Grigoraș Ionică Dinicu (Romanian: [ɡriɡoˈraʃ i.oˈnikə diˈniku]; April 3, 1889 – March 28, 1949) was a Romanian violin virtuoso and composer. He is most famous for his often-played virtuoso violin showpiece "Hora staccato" (1906) and for making popular the tune Ciocârlia, composed by his grandfather Angheluș Dinicu for "nai" (the Romanian pan flute). It is rumored that Jascha Heifetz once said that Grigoraș Dinicu was the greatest violinist he had ever heard. In the 1930s he was involved in the political movement of the Romanian Roma and was made honorary president of the "General Union of the Romanian Roma". Other well known compositions are: Hora mărțișorului (Mărțișor, literally "little March", is a major Romanian seasonal holiday on March 1st), Ceasornicul (The Clock) and Căruța poștei (The Post Wagon).
He was born in Bucharest, in the neighborhood of the lăutari named Scaune (Chairs). Because his father was busy with his activity as a lăutar, he handled him to "moș Zamfir", an old violinist, who taught him the first tunes. He attended the Bucharest Conservatory, where he studied with Dumitru Georgescu-Kiriac. The most famous of his teachers was Carl Flesch, the violin pedagogue, with whom he studied in 1902. He received a scholarship at the Vienna Conservatory, but he was not allowed to go there because he was Romani, an episode that he never forgot.
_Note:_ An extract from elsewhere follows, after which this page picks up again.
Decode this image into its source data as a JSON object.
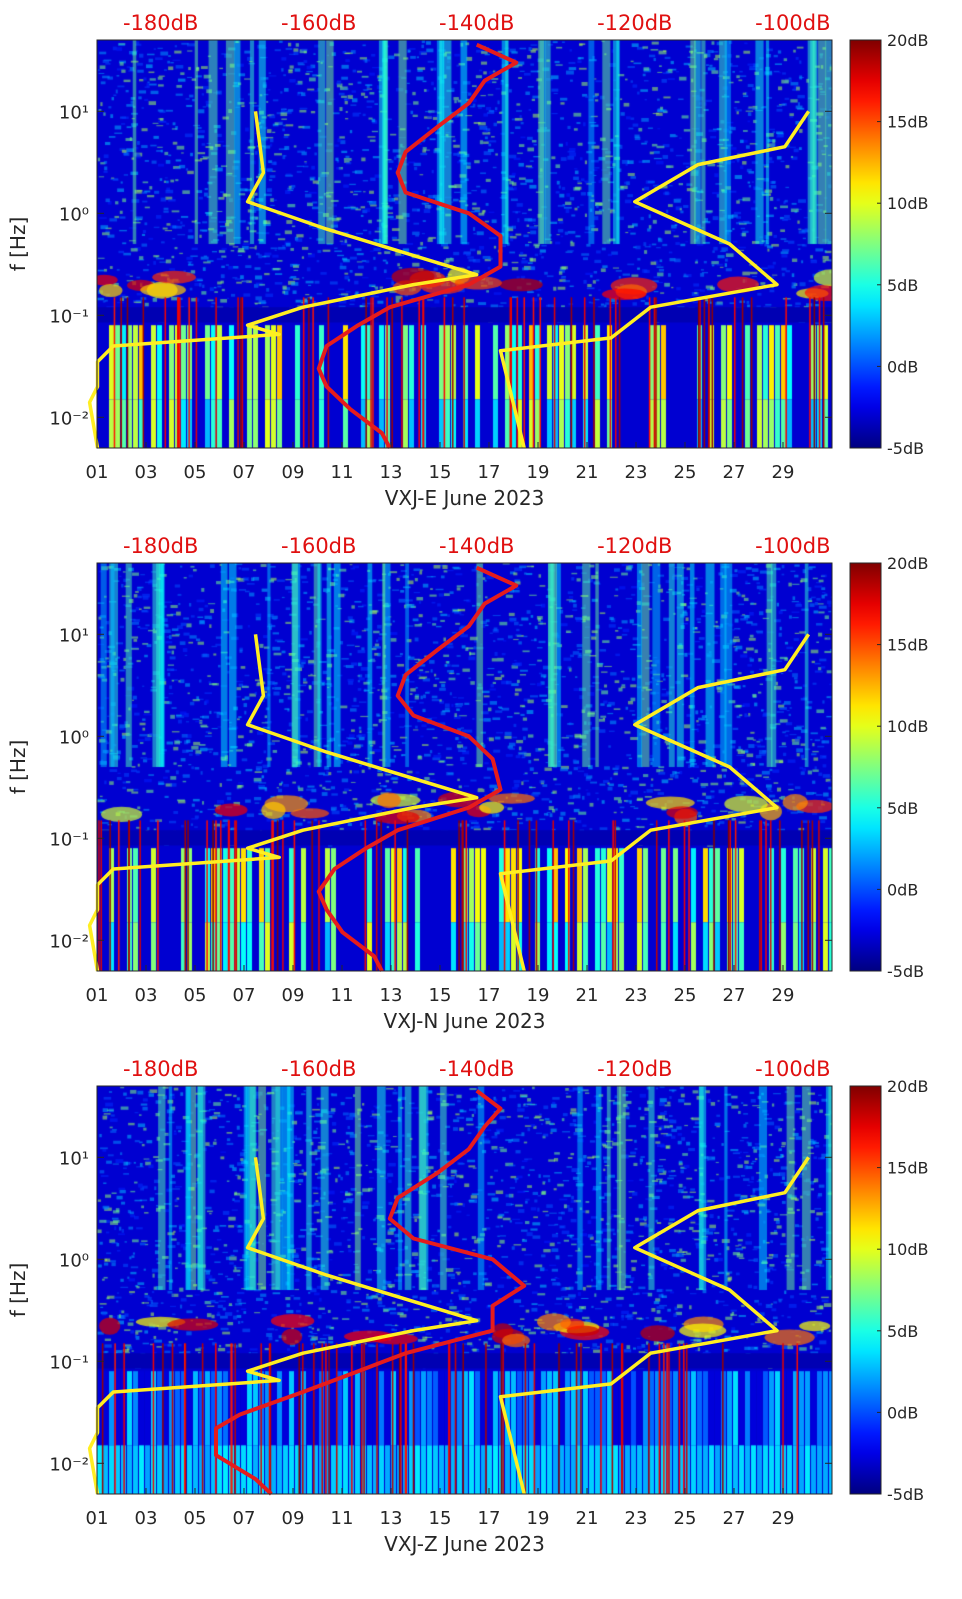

After graduation he played violin with the Orchestra of the Ministry of Public Instruction, and also performed as a soloist. Hora staccato dates from the beginning of this period; he wrote it as a graduation exercise. For forty years, from 1906 until 1946, he directed popular music concerts. He also toured abroad as a soloist and conductor, and he also played a great deal of light music in nightclubs, hotels, restaurants, and cafés in Bucharest and throughout Western Europe.